The study found that treatment with Jakavi led to significant improvements in ORR at week 24 (49.7% vs. 25.6%; odds ratio [OR], 2.99; P<0.001i), which was the trial’s primary endpoint1. Also, best overall response (BOR) rate at any time up to week 24 was achieved in 76.4% of patients in the Jakavi arm compared to 60.4% in the BAT arm (OR, 2.17; 95% CI, 1.34-3.52)1. Jakavi also demonstrated statistically significant and clinically meaningful improvements in key secondary endpoints1:

  • Patients on Jakavi achieved longer failure-free survival (FFS) than patients receiving BAT (median FFS not yet reached vs. 5.7 months; hazard ratio, 0.37; 95% CI, 0.27 to 0.51; P<0.001).
  • Jakavi-treated patients also had greater improvements in self-reported symptoms compared to BAT(24.2% vs. 11.0%; OR, 2.62; P=0.001)ii.

In addition, a new subgroup analysis included in the publication found that patients on Jakavi had better outcomes regardless of the individual organs affected at baseline1.

“These new Jakavi data underscore its potential benefits and the importance of making it available to patients at risk for an all-too-common and life-threatening complication of stem cell transplants,” said Susanne Schaffert, PhD, President, Novartis Oncology. “We are pleased that regulatory submissions are underway and will continue to work toward wide accessibility of this important new medicine for GvHD.”

No new safety signals were observed in REACH3, and adverse events (AEs) attributable to treatment were consistent with the mechanism of action and the known safety profile of Jakavi1. The most common AEs of grade 3 or higher in the Jakavi vs. BAT arms were thrombocytopenia (15.2% vs. 10.1%), anemia (12.7% vs. 7.6%), neutropenia (8.5% vs. 3.8%) and pneumonia (8.5% vs. 9.5%).
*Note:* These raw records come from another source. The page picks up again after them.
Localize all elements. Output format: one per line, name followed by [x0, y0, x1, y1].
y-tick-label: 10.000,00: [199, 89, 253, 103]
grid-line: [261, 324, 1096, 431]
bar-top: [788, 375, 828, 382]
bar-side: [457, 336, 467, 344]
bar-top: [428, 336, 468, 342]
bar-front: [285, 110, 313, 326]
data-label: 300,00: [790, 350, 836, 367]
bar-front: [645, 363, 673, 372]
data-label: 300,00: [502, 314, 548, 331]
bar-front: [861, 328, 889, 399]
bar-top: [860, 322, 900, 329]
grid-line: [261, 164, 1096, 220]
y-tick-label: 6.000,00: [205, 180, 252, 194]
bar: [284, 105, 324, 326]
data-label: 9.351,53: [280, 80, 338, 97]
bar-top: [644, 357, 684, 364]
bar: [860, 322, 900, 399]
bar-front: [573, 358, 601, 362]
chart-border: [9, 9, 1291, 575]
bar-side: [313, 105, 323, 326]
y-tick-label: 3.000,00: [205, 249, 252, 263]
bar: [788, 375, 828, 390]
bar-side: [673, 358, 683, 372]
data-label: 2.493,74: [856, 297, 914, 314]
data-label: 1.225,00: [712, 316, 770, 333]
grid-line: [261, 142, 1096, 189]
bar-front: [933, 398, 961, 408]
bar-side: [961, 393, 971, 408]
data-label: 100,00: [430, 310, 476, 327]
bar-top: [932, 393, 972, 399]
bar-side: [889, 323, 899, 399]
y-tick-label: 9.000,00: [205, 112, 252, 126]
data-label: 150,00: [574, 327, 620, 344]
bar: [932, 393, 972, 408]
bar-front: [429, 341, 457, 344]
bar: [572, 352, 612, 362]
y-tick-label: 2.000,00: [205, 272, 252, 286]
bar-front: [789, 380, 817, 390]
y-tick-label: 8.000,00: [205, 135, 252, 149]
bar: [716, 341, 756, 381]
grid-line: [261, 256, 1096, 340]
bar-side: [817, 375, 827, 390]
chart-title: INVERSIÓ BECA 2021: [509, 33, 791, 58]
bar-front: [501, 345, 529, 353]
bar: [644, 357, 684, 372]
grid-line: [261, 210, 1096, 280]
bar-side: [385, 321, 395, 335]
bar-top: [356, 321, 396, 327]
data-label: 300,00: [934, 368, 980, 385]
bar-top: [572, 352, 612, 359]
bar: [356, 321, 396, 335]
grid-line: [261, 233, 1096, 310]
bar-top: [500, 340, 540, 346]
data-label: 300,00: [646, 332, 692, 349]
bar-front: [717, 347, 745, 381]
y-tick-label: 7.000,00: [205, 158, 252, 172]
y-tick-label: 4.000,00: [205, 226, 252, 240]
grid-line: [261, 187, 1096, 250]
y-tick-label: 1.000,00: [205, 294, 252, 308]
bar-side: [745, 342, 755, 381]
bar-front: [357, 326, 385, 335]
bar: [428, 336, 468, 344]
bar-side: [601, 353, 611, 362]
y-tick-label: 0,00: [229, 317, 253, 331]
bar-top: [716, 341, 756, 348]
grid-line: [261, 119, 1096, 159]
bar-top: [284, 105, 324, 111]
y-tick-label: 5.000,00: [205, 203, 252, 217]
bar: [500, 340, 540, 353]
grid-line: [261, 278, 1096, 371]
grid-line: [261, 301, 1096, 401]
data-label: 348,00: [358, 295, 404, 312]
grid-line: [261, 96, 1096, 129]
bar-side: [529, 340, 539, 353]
While 37.6% and 16.5% of patients required Jakavi and BAT dose modifications due to AEs, respectively, the number of patients who discontinued treatment due to AEs was low (16.4% Jakavi vs. 7% BAT)1. Mortality rates were similar across treatment arms (18.8% Jakavi vs. 16.5% BAT)1. Deaths reported as primarily due to chronic GvHD were slightly higher for Jakavi1.
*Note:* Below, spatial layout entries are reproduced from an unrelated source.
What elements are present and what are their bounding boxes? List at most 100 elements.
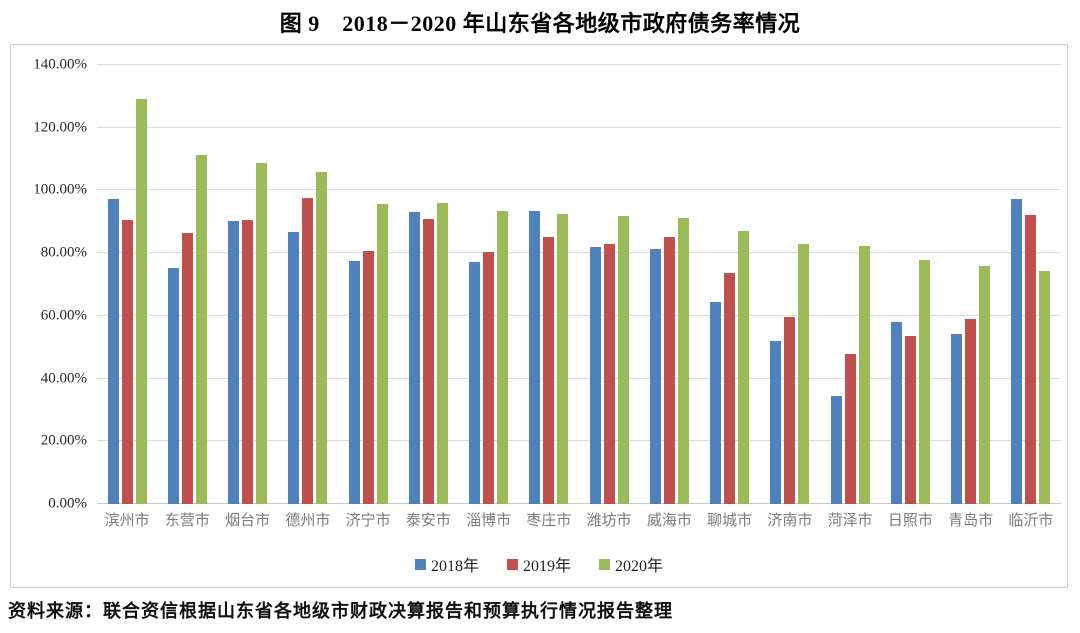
x-label-潍坊市: 潍坊市 [586, 513, 632, 529]
bar-临沂市-2020年 [1039, 271, 1051, 504]
legend-swatch-icon [414, 558, 426, 570]
bar-日照市-2018年 [890, 322, 902, 504]
legend-swatch-icon [506, 558, 518, 570]
bar-group-烟台市 [218, 65, 278, 504]
chart-title: 图 9 2018－2020 年山东省各地级市政府债务率情况 [279, 11, 801, 36]
legend-swatch-icon [599, 558, 610, 570]
bar-group-菏泽市 [820, 65, 880, 504]
bar-菏泽市-2020年 [858, 245, 870, 504]
legend-label: 2018年 [430, 558, 479, 575]
y-tick-label: 40.00% [40, 370, 87, 387]
chart-frame: 0.00% 20.00% 40.00% 60.00% 80.00% 100.00% 120.… [10, 44, 1068, 588]
bar-滨州市-2020年 [135, 98, 147, 504]
legend-item-2019年: 2019年 [506, 552, 571, 576]
bar-威海市-2018年 [649, 249, 661, 504]
bar-潍坊市-2020年 [617, 216, 629, 504]
legend-label: 2019年 [522, 558, 571, 575]
bar-德州市-2020年 [316, 171, 328, 504]
x-label-烟台市: 烟台市 [225, 513, 271, 529]
bar-临沂市-2019年 [1025, 214, 1037, 504]
bar-烟台市-2019年 [242, 219, 254, 504]
bar-group-聊城市 [700, 65, 760, 504]
grid-line-120 [97, 126, 1061, 128]
grid-line-0 [97, 503, 1061, 504]
bar-德州市-2018年 [288, 231, 300, 504]
y-tick-label: 60.00% [40, 307, 87, 324]
x-label-泰安市: 泰安市 [405, 513, 451, 529]
bar-group-临沂市 [1001, 65, 1061, 504]
grid-line-100 [97, 189, 1061, 191]
bar-济南市-2020年 [798, 243, 810, 504]
bar-青岛市-2018年 [951, 333, 963, 504]
bar-泰安市-2019年 [422, 218, 434, 504]
bar-菏泽市-2018年 [830, 395, 842, 504]
bar-淄博市-2020年 [497, 211, 509, 504]
bar-威海市-2019年 [663, 237, 675, 504]
bar-枣庄市-2018年 [529, 210, 541, 504]
bar-滨州市-2018年 [107, 198, 119, 504]
bar-威海市-2020年 [677, 218, 689, 504]
x-label-枣庄市: 枣庄市 [526, 513, 572, 529]
grid-line-20 [97, 440, 1061, 442]
bar-东营市-2019年 [181, 232, 193, 504]
bar-济宁市-2018年 [348, 261, 360, 504]
bar-聊城市-2020年 [738, 231, 750, 504]
bar-烟台市-2018年 [228, 220, 240, 504]
bar-济宁市-2019年 [362, 251, 374, 504]
bar-groups [97, 65, 1061, 504]
y-tick-label: 120.00% [33, 119, 87, 136]
legend-item-2020年: 2020年 [599, 552, 663, 576]
x-label-淄博市: 淄博市 [466, 513, 512, 529]
bar-德州市-2019年 [302, 197, 314, 504]
x-label-聊城市: 聊城市 [707, 513, 753, 529]
bar-group-滨州市 [97, 65, 157, 504]
bar-group-枣庄市 [519, 65, 579, 504]
bar-日照市-2020年 [918, 260, 930, 504]
y-tick-label: 20.00% [40, 432, 87, 449]
bar-烟台市-2020年 [256, 162, 268, 504]
bar-菏泽市-2019年 [844, 353, 856, 504]
bar-青岛市-2019年 [965, 319, 977, 504]
bar-group-济南市 [760, 65, 820, 504]
grid-line-140 [97, 64, 1061, 65]
plot-area [97, 64, 1061, 504]
x-label-临沂市: 临沂市 [1008, 513, 1054, 529]
x-label-济南市: 济南市 [767, 513, 813, 529]
bar-枣庄市-2019年 [543, 236, 555, 504]
bar-潍坊市-2019年 [603, 243, 615, 504]
legend-item-2018年: 2018年 [414, 552, 479, 576]
bar-淄博市-2019年 [483, 251, 495, 504]
grid-line-80 [97, 252, 1061, 254]
y-tick-label: 80.00% [40, 244, 87, 261]
x-label-德州市: 德州市 [285, 513, 331, 529]
legend-label: 2020年 [615, 558, 664, 575]
bar-泰安市-2020年 [436, 203, 448, 504]
bar-group-青岛市 [941, 65, 1001, 504]
legend: 2018年 2019年 2020年 [11, 552, 1067, 576]
bar-group-潍坊市 [579, 65, 639, 504]
bar-group-济宁市 [338, 65, 398, 504]
bar-淄博市-2018年 [469, 262, 481, 504]
bar-济南市-2019年 [784, 316, 796, 504]
grid-line-60 [97, 314, 1061, 316]
bar-济宁市-2020年 [376, 203, 388, 504]
bar-临沂市-2018年 [1011, 198, 1023, 504]
bar-日照市-2019年 [904, 335, 916, 504]
y-tick-label: 140.00% [33, 56, 87, 73]
bar-济南市-2018年 [770, 340, 782, 504]
source-note: 资料来源：联合资信根据山东省各地级市财政决算报告和预算执行情况报告整理 [8, 601, 673, 621]
y-tick-label: 0.00% [48, 495, 87, 512]
bar-group-威海市 [639, 65, 699, 504]
grid-line-40 [97, 377, 1061, 379]
bar-聊城市-2018年 [710, 301, 722, 504]
bar-滨州市-2019年 [121, 220, 133, 504]
x-axis-labels: 滨州市 东营市 烟台市 德州市 济宁市 泰安市 淄博市 枣庄市 潍坊市 威海市 聊城市 济南市 菏泽市日… [97, 509, 1061, 530]
x-label-滨州市: 滨州市 [104, 513, 150, 529]
y-tick-label: 100.00% [33, 181, 87, 198]
bar-青岛市-2020年 [979, 266, 991, 504]
bar-group-淄博市 [459, 65, 519, 504]
bar-聊城市-2019年 [724, 272, 736, 504]
x-label-东营市: 东营市 [164, 513, 210, 529]
x-label-济宁市: 济宁市 [345, 513, 391, 529]
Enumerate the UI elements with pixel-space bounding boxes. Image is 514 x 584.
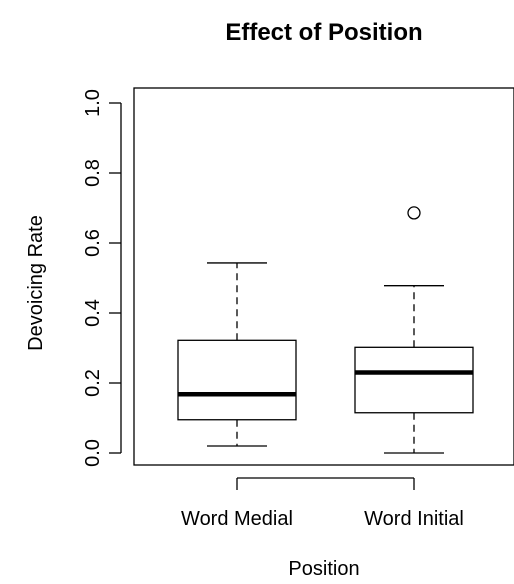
outlier-point	[407, 206, 421, 220]
chart-title: Effect of Position	[225, 19, 422, 46]
y-tick-label: 0.0	[82, 439, 104, 467]
x-axis-label: Position	[288, 558, 359, 580]
y-tick-label: 0.2	[82, 369, 104, 397]
x-tick-label: Word Medial	[181, 508, 293, 530]
box-group	[177, 262, 297, 447]
boxes-layer	[177, 206, 474, 454]
iqr-box	[354, 346, 474, 414]
box-group	[354, 206, 474, 454]
y-tick-label: 0.8	[82, 159, 104, 187]
y-tick-label: 0.6	[82, 229, 104, 257]
y-tick-label: 0.4	[82, 299, 104, 327]
x-tick-label: Word Initial	[364, 508, 464, 530]
y-tick-label: 1.0	[82, 89, 104, 117]
y-axis: 0.0 0.2 0.4 0.6 0.8 1.0	[82, 89, 122, 467]
y-axis-label: Devoicing Rate	[25, 215, 47, 351]
plot-frame	[133, 87, 514, 466]
x-axis: Word Medial Word Initial	[181, 477, 464, 530]
iqr-box	[177, 339, 297, 421]
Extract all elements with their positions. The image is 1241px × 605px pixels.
In 2019, the US Food and Drug Administration (FDA) approved ruxolitinib (marketed by Incyte Corporation in the US as Jakafi®) for the treatment of steroid-refractory acute GvHD in adult and pediatric patients 12 years and older, based on results of the single-arm Phase II REACH1 trial6. The Incyte filing in the US for Jakafi in steroid-refractory chronic GvHD is currently undergoing review by the FDA. Outside the US, Novartis regulatory submissions for acute and chronic GvHD are underway worldwide.